Para a hepatite C, que ainda não possui vacina, a prevenção depende de medidas como o uso de preservativos, a utilização de materiais esterilizados em procedimentos invasivos e o não compartilhamento de seringas, lâminas, alicates de unha e outros objetos perfurocortantes.
Papel da enfermagem
Na avaliação da professora, os profissionais de enfermagem desempenham papel fundamental em todas as etapas da prevenção e do cuidado com pacientes diagnosticados com hepatites virais.
“O enfermeiro ocupa posição estratégica em todas as etapas do cuidado.
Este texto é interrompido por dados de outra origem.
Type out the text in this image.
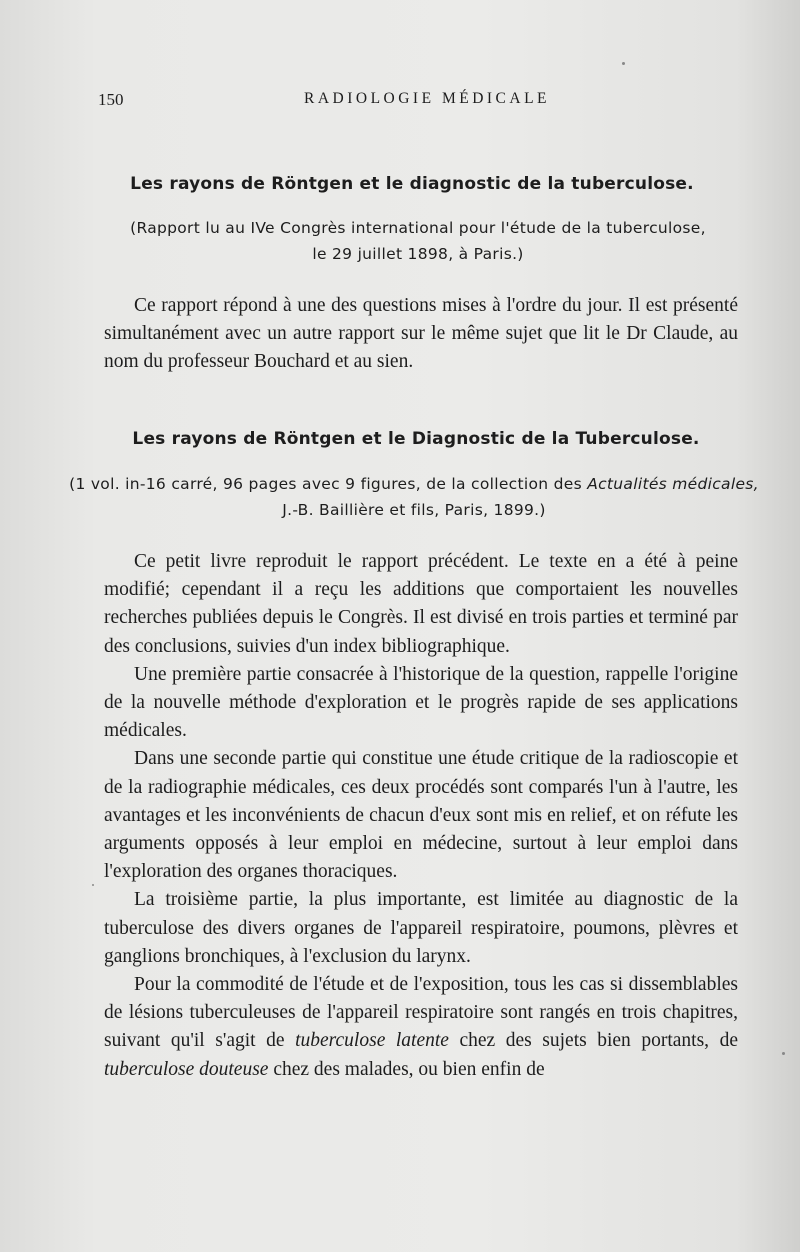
150	RADIOLOGIE MÉDICALE
Les rayons de Röntgen et le diagnostic de la tuberculose.
(Rapport lu au IVe Congrès international pour l'étude de la tuberculose,
le 29 juillet 1898, à Paris.)

Ce rapport répond à une des questions mises à l'ordre du jour. Il est présenté simultanément avec un autre rapport sur le même sujet que lit le Dr Claude, au nom du professeur Bouchard et au sien.

Les rayons de Röntgen et le Diagnostic de la Tuberculose.
(1 vol. in-16 carré, 96 pages avec 9 figures, de la collection des Actualités médicales,
J.-B. Baillière et fils, Paris, 1899.)

Ce petit livre reproduit le rapport précédent. Le texte en a été à peine modifié; cependant il a reçu les additions que comportaient les nouvelles recherches publiées depuis le Congrès. Il est divisé en trois parties et terminé par des conclusions, suivies d'un index bibliographique.

Une première partie consacrée à l'historique de la question, rappelle l'origine de la nouvelle méthode d'exploration et le progrès rapide de ses applications médicales.

Dans une seconde partie qui constitue une étude critique de la radioscopie et de la radiographie médicales, ces deux procédés sont comparés l'un à l'autre, les avantages et les inconvénients de chacun d'eux sont mis en relief, et on réfute les arguments opposés à leur emploi en médecine, surtout à leur emploi dans l'exploration des organes thoraciques.

La troisième partie, la plus importante, est limitée au diagnostic de la tuberculose des divers organes de l'appareil respiratoire, poumons, plèvres et ganglions bronchiques, à l'exclusion du larynx.

Pour la commodité de l'étude et de l'exposition, tous les cas si dissemblables de lésions tuberculeuses de l'appareil respiratoire sont rangés en trois chapitres, suivant qu'il s'agit de tuberculose latente chez des sujets bien portants, de tuberculose douteuse chez des malades, ou bien enfin de
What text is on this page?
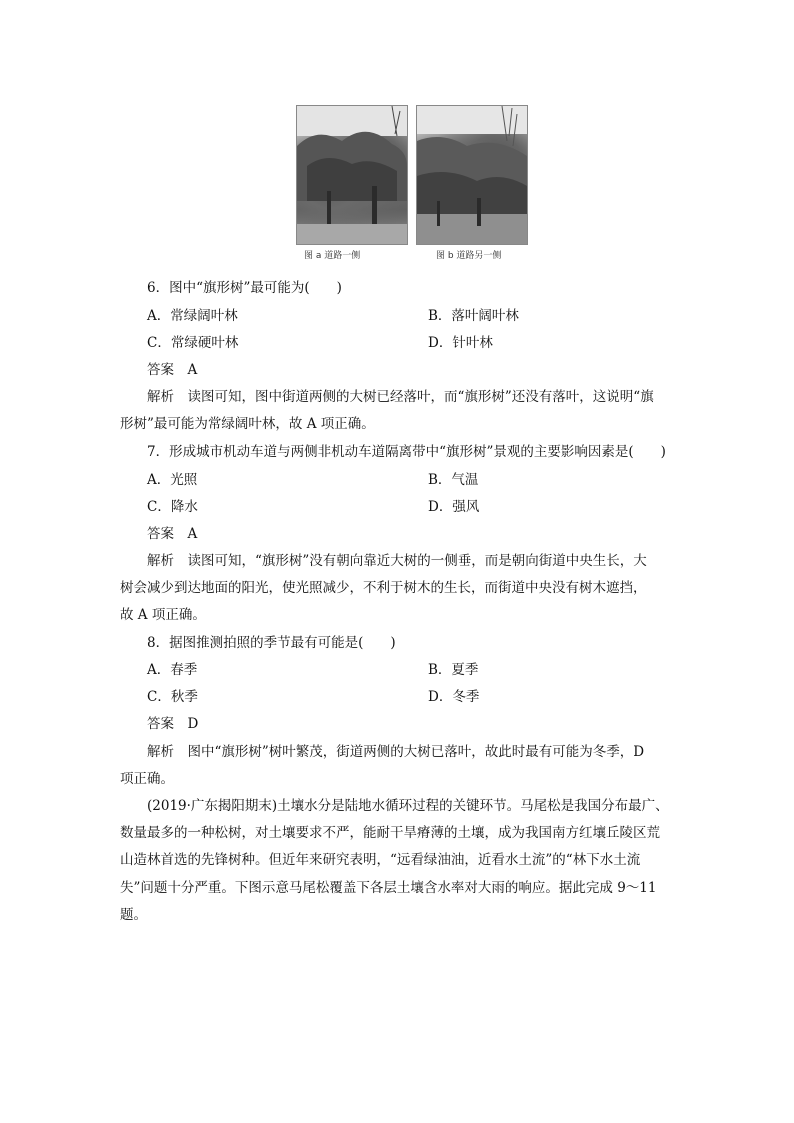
图 a 道路一侧	图 b 道路另一侧
6．图中“旗形树”最可能为(　　)
A．常绿阔叶林	B．落叶阔叶林
C．常绿硬叶林	D．针叶林
答案　A
解析　读图可知，图中街道两侧的大树已经落叶，而“旗形树”还没有落叶，这说明“旗
形树”最可能为常绿阔叶林，故 A 项正确。
7．形成城市机动车道与两侧非机动车道隔离带中“旗形树”景观的主要影响因素是(　　)
A．光照	B．气温
C．降水	D．强风
答案　A
解析　读图可知，“旗形树”没有朝向靠近大树的一侧垂，而是朝向街道中央生长，大
树会减少到达地面的阳光，使光照减少，不利于树木的生长，而街道中央没有树木遮挡，
故 A 项正确。
8．据图推测拍照的季节最有可能是(　　)
A．春季	B．夏季
C．秋季	D．冬季
答案　D
解析　图中“旗形树”树叶繁茂，街道两侧的大树已落叶，故此时最有可能为冬季，D
项正确。
(2019·广东揭阳期末)土壤水分是陆地水循环过程的关键环节。马尾松是我国分布最广、
数量最多的一种松树，对土壤要求不严，能耐干旱瘠薄的土壤，成为我国南方红壤丘陵区荒
山造林首选的先锋树种。但近年来研究表明，“远看绿油油，近看水土流”的“林下水土流
失”问题十分严重。下图示意马尾松覆盖下各层土壤含水率对大雨的响应。据此完成 9～11
题。
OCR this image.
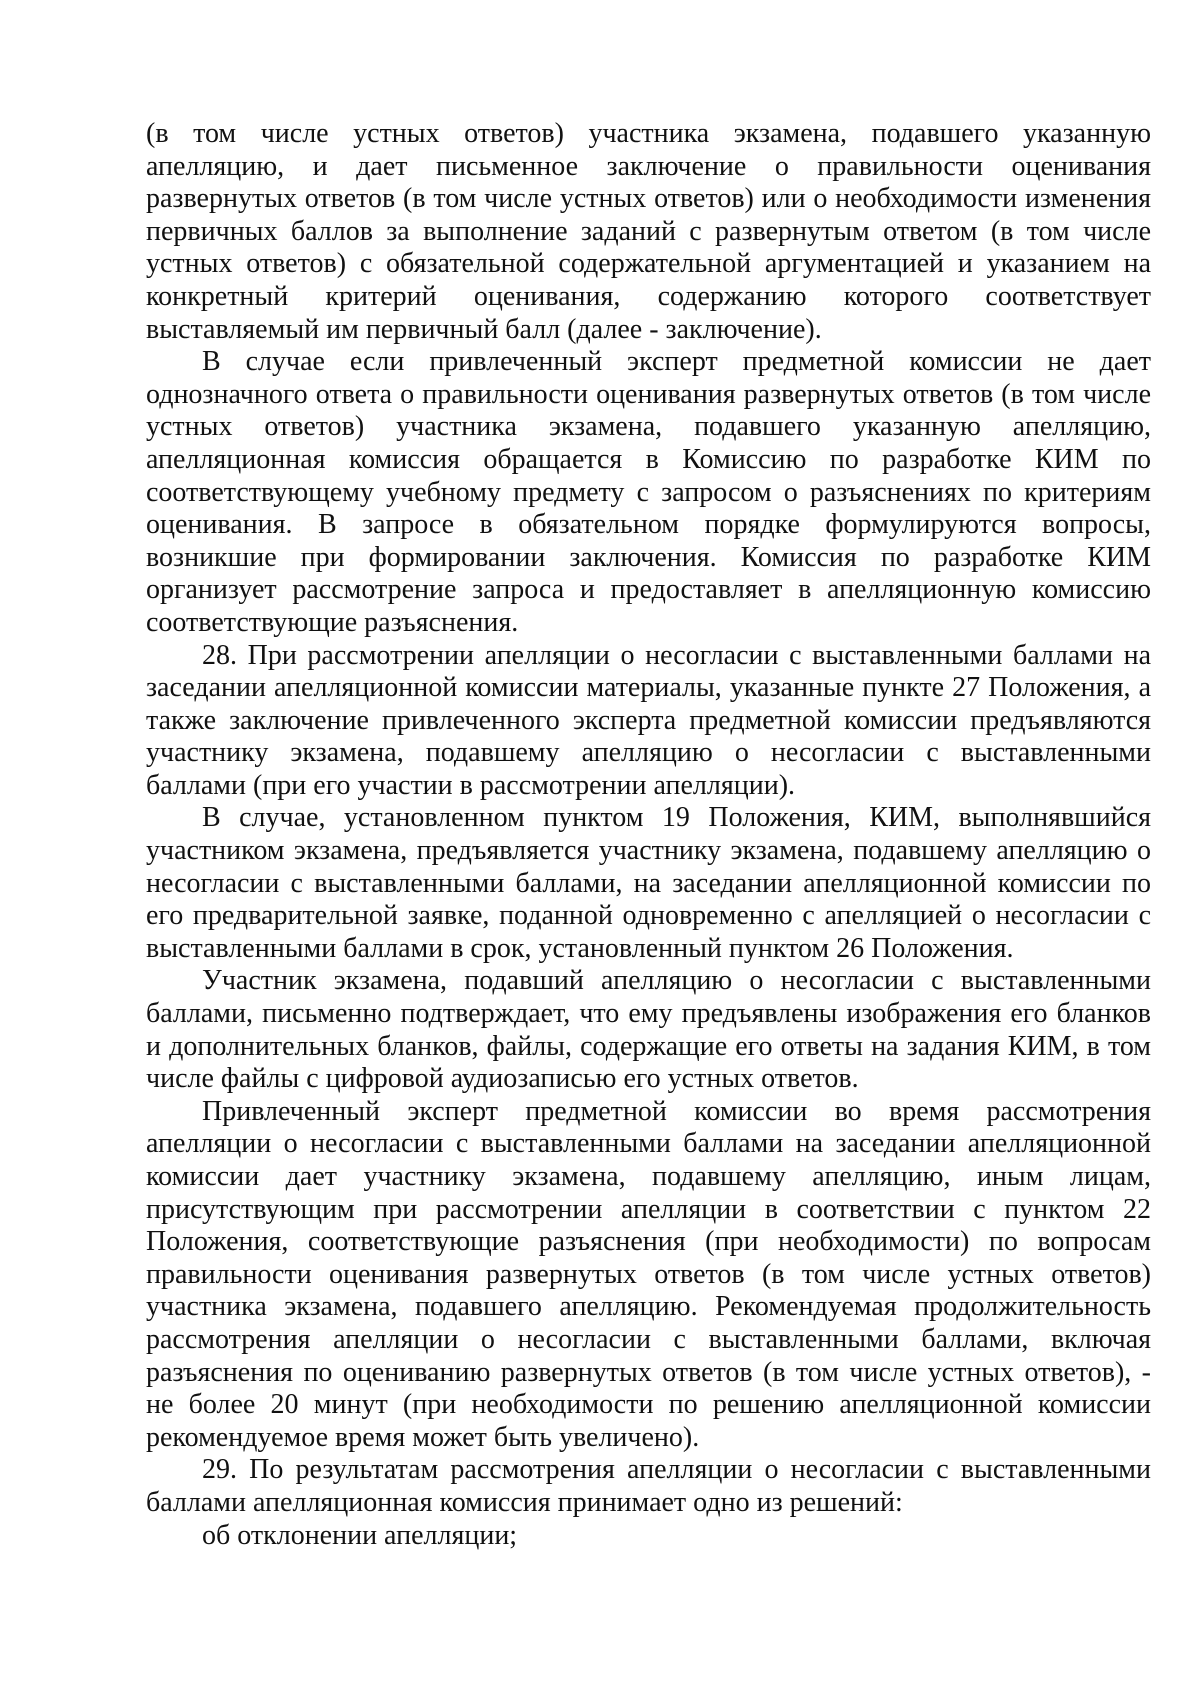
(в том числе устных ответов) участника экзамена, подавшего указанную апелляцию, и дает письменное заключение о правильности оценивания развернутых ответов (в том числе устных ответов) или о необходимости изменения первичных баллов за выполнение заданий с развернутым ответом (в том числе устных ответов) с обязательной содержательной аргументацией и указанием на конкретный критерий оценивания, содержанию которого соответствует выставляемый им первичный балл (далее - заключение).

В случае если привлеченный эксперт предметной комиссии не дает однозначного ответа о правильности оценивания развернутых ответов (в том числе устных ответов) участника экзамена, подавшего указанную апелляцию, апелляционная комиссия обращается в Комиссию по разработке КИМ по соответствующему учебному предмету с запросом о разъяснениях по критериям оценивания. В запросе в обязательном порядке формулируются вопросы, возникшие при формировании заключения. Комиссия по разработке КИМ организует рассмотрение запроса и предоставляет в апелляционную комиссию соответствующие разъяснения.

28. При рассмотрении апелляции о несогласии с выставленными баллами на заседании апелляционной комиссии материалы, указанные пункте 27 Положения, а также заключение привлеченного эксперта предметной комиссии предъявляются участнику экзамена, подавшему апелляцию о несогласии с выставленными баллами (при его участии в рассмотрении апелляции).

В случае, установленном пунктом 19 Положения, КИМ, выполнявшийся участником экзамена, предъявляется участнику экзамена, подавшему апелляцию о несогласии с выставленными баллами, на заседании апелляционной комиссии по его предварительной заявке, поданной одновременно с апелляцией о несогласии с выставленными баллами в срок, установленный пунктом 26 Положения.

Участник экзамена, подавший апелляцию о несогласии с выставленными баллами, письменно подтверждает, что ему предъявлены изображения его бланков и дополнительных бланков, файлы, содержащие его ответы на задания КИМ, в том числе файлы с цифровой аудиозаписью его устных ответов.

Привлеченный эксперт предметной комиссии во время рассмотрения апелляции о несогласии с выставленными баллами на заседании апелляционной комиссии дает участнику экзамена, подавшему апелляцию, иным лицам, присутствующим при рассмотрении апелляции в соответствии с пунктом 22 Положения, соответствующие разъяснения (при необходимости) по вопросам правильности оценивания развернутых ответов (в том числе устных ответов) участника экзамена, подавшего апелляцию. Рекомендуемая продолжительность рассмотрения апелляции о несогласии с выставленными баллами, включая разъяснения по оцениванию развернутых ответов (в том числе устных ответов), - не более 20 минут (при необходимости по решению апелляционной комиссии рекомендуемое время может быть увеличено).

29. По результатам рассмотрения апелляции о несогласии с выставленными баллами апелляционная комиссия принимает одно из решений:

об отклонении апелляции;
Atua na educação em saúde, esclarecendo dúvidas e combatendo a desinformação; participa da vacinação; executa e interpreta testes rápidos; identifica pessoas em situação de maior vulnerabilidade; realiza aconselhamento, encaminha casos para tratamento e acompanha os pacientes durante toda a linha de cuidado”, destaca.
Segundo ela, a formação dos estudantes de Enfermagem também prepara futuros profissionais para atuar em campanhas como o Julho Amarelo, por meio de atividades práticas voltadas à imunização, vigilância epidemiológica, educação em saúde e acolhimento da população.
“Campanhas como o Julho Amarelo representam importantes espaços de aprendizagem, permitindo que os acadêmicos desenvolvam habilidades de comunicação, planejamento e trabalho em equipe, sempre fundamentados em evidências científicas e nas diretrizes do SUS. Dessa forma, formam-se profissionais preparados para atuar não apenas no tratamento, mas principalmente na prevenção e no fortalecimento da saúde coletiva”, conclui.